At the start of the weekend, I watched two ancient white men yell at each other in front of America. My little brothers used to fight like that, I said to no one in particular, except more intelligibly.
These men don’t have mothers to set them straight.
Me: it’s so anticipatory
Part of me had always wanted to run for president. Not like this. I felt something crumbling inside of me as they reached for words. Never the right ones.
Words flat, empty, borrowed, re-polished––blue. His promises felt like ghosts.
Words short, hateful, lying, intrusive––red. His passion felt like danger.
Answers given out as carelessly as candy––offered as filler until the next possible moment to attack the other. To shove meat down our throats and ignore the dying animal of democracy.
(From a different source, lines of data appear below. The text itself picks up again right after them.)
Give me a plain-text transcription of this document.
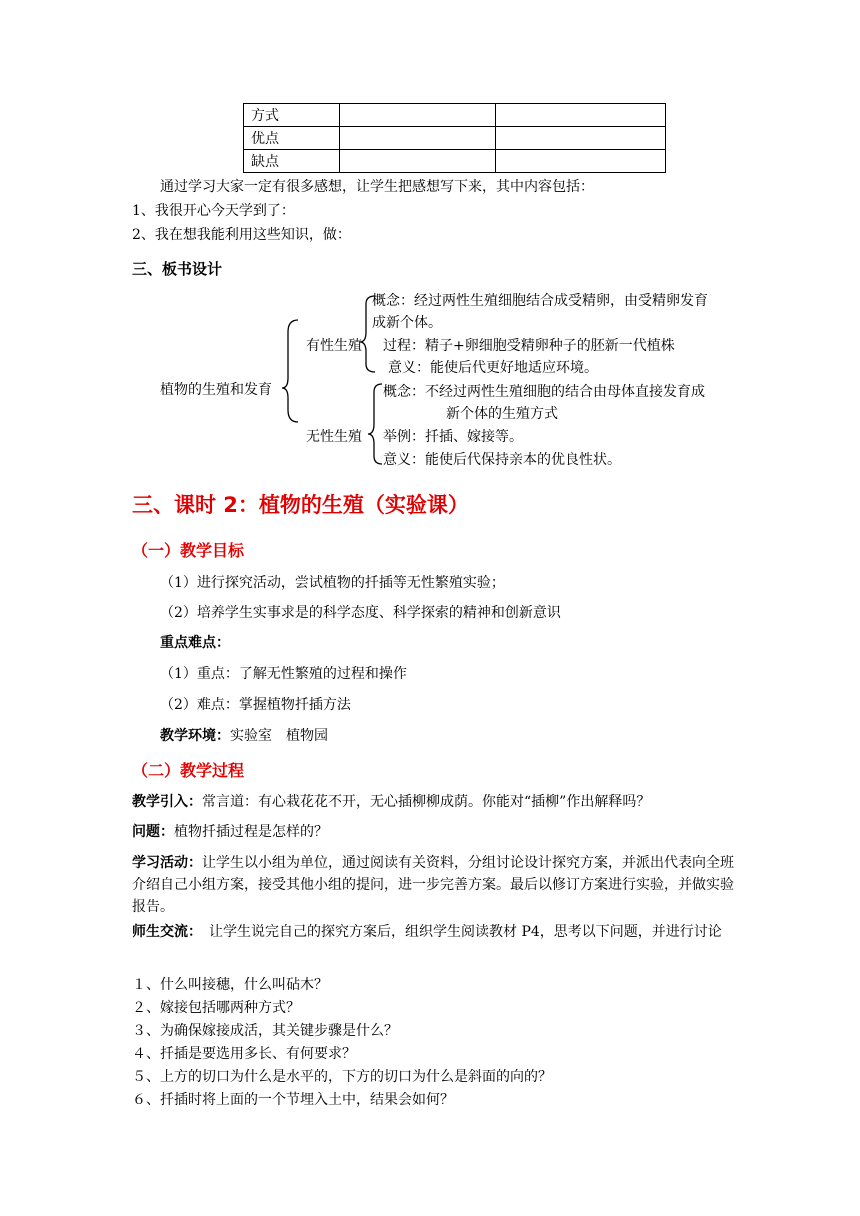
方式		
优点		
缺点		
通过学习大家一定有很多感想，让学生把感想写下来，其中内容包括：
1、我很开心今天学到了：
2、我在想我能利用这些知识，做：
三、板书设计
植物的生殖和发育
有性生殖
概念：经过两性生殖细胞结合成受精卵，由受精卵发育
成新个体。
过程：精子+卵细胞受精卵种子的胚新一代植株
意义：能使后代更好地适应环境。
无性生殖
概念：不经过两性生殖细胞的结合由母体直接发育成
新个体的生殖方式
举例：扦插、嫁接等。
意义：能使后代保持亲本的优良性状。
三、课时 2：植物的生殖（实验课）
（一）教学目标
（1）进行探究活动，尝试植物的扦插等无性繁殖实验；
（2）培养学生实事求是的科学态度、科学探索的精神和创新意识
重点难点：
（1）重点：了解无性繁殖的过程和操作
（2）难点：掌握植物扦插方法
教学环境：实验室　植物园
（二）教学过程
教学引入：常言道：有心栽花花不开，无心插柳柳成荫。你能对“插柳”作出解释吗？
问题：植物扦插过程是怎样的？
学习活动：让学生以小组为单位，通过阅读有关资料，分组讨论设计探究方案，并派出代表向全班介绍自己小组方案，接受其他小组的提问，进一步完善方案。最后以修订方案进行实验，并做实验报告。
师生交流：　让学生说完自己的探究方案后，组织学生阅读教材 P4，思考以下问题，并进行讨论
１、什么叫接穗，什么叫砧木？
２、嫁接包括哪两种方式？
３、为确保嫁接成活，其关键步骤是什么？
４、扦插是要选用多长、有何要求？
５、上方的切口为什么是水平的，下方的切口为什么是斜面的向的？
６、扦插时将上面的一个节埋入土中，结果会如何？
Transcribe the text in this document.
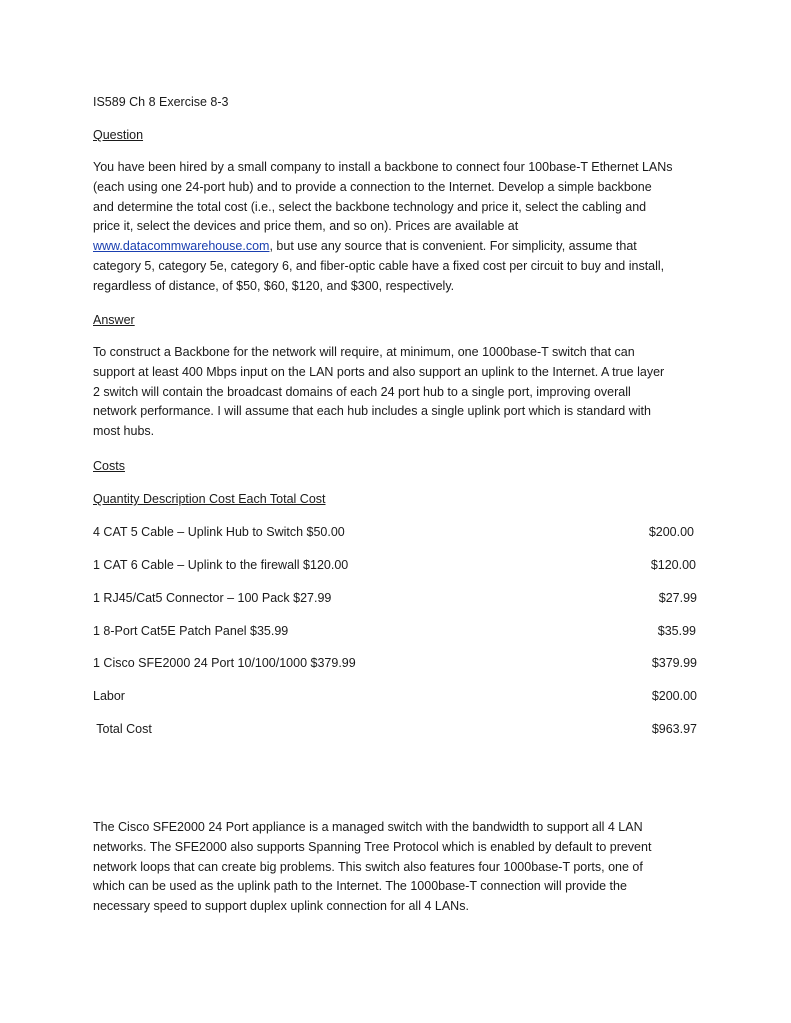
IS589 Ch 8 Exercise 8-3
Question
You have been hired by a small company to install a backbone to connect four 100base-T Ethernet LANs
(each using one 24-port hub) and to provide a connection to the Internet. Develop a simple backbone
and determine the total cost (i.e., select the backbone technology and price it, select the cabling and
price it, select the devices and price them, and so on). Prices are available at
www.datacommwarehouse.com, but use any source that is convenient. For simplicity, assume that
category 5, category 5e, category 6, and fiber-optic cable have a fixed cost per circuit to buy and install,
regardless of distance, of $50, $60, $120, and $300, respectively.
Answer
To construct a Backbone for the network will require, at minimum, one 1000base-T switch that can
support at least 400 Mbps input on the LAN ports and also support an uplink to the Internet. A true layer
2 switch will contain the broadcast domains of each 24 port hub to a single port, improving overall
network performance. I will assume that each hub includes a single uplink port which is standard with
most hubs.
Costs
Quantity Description Cost Each Total Cost
4 CAT 5 Cable – Uplink Hub to Switch $50.00	$200.00
1 CAT 6 Cable – Uplink to the firewall $120.00	$120.00
1 RJ45/Cat5 Connector – 100 Pack $27.99	$27.99
1 8-Port Cat5E Patch Panel $35.99	$35.99
1 Cisco SFE2000 24 Port 10/100/1000 $379.99	$379.99
Labor	$200.00
Total Cost	$963.97
The Cisco SFE2000 24 Port appliance is a managed switch with the bandwidth to support all 4 LAN
networks. The SFE2000 also supports Spanning Tree Protocol which is enabled by default to prevent
network loops that can create big problems. This switch also features four 1000base-T ports, one of
which can be used as the uplink path to the Internet. The 1000base-T connection will provide the
necessary speed to support duplex uplink connection for all 4 LANs.
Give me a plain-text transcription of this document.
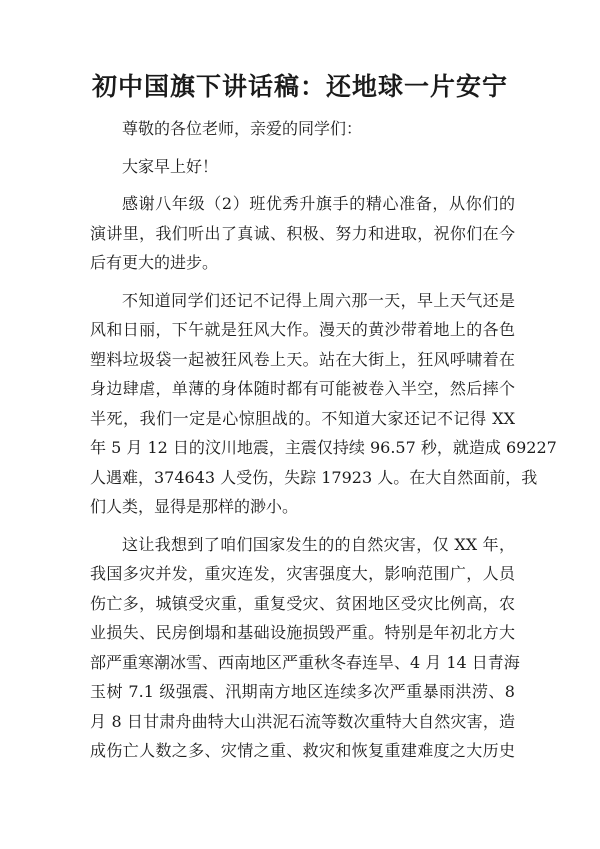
初中国旗下讲话稿：还地球一片安宁
尊敬的各位老师，亲爱的同学们：
大家早上好！
感谢八年级（2）班优秀升旗手的精心准备，从你们的
演讲里，我们听出了真诚、积极、努力和进取，祝你们在今
后有更大的进步。
不知道同学们还记不记得上周六那一天，早上天气还是
风和日丽，下午就是狂风大作。漫天的黄沙带着地上的各色
塑料垃圾袋一起被狂风卷上天。站在大街上，狂风呼啸着在
身边肆虐，单薄的身体随时都有可能被卷入半空，然后摔个
半死，我们一定是心惊胆战的。不知道大家还记不记得 XX
年 5 月 12 日的汶川地震，主震仅持续 96.57 秒，就造成 69227
人遇难，374643 人受伤，失踪 17923 人。在大自然面前，我
们人类，显得是那样的渺小。
这让我想到了咱们国家发生的的自然灾害，仅 XX 年，
我国多灾并发，重灾连发，灾害强度大，影响范围广，人员
伤亡多，城镇受灾重，重复受灾、贫困地区受灾比例高，农
业损失、民房倒塌和基础设施损毁严重。特别是年初北方大
部严重寒潮冰雪、西南地区严重秋冬春连旱、4 月 14 日青海
玉树 7.1 级强震、汛期南方地区连续多次严重暴雨洪涝、8
月 8 日甘肃舟曲特大山洪泥石流等数次重特大自然灾害，造
成伤亡人数之多、灾情之重、救灾和恢复重建难度之大历史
Me: i’m just on edge the whole time
Hoping Biden will get it right, begging him to.
Of course, he’s already had his shot. But we love giving infinite chances to the intimately few.
Trump, of course, knows this.
You: i totally get that
i feel like sunday is the day to cry. its when everything i held in all week comes out
After the debate was over, I pulled out a pad of blue Post-it notes, and wrote in thick, dark ink. I wrote down what I wanted to do, and who I wanted to be.
Like the candidates on screen, I didn’t think.
“…I want to be a lawyer. I want to fight for something bigger than I will ever be. I want to be a writer. I want my words to re-arrange the world and give people hope, so they can be the change themselves…”
Me: i love you
You: i love you too
The election will come and go. The notes will stay on my wall.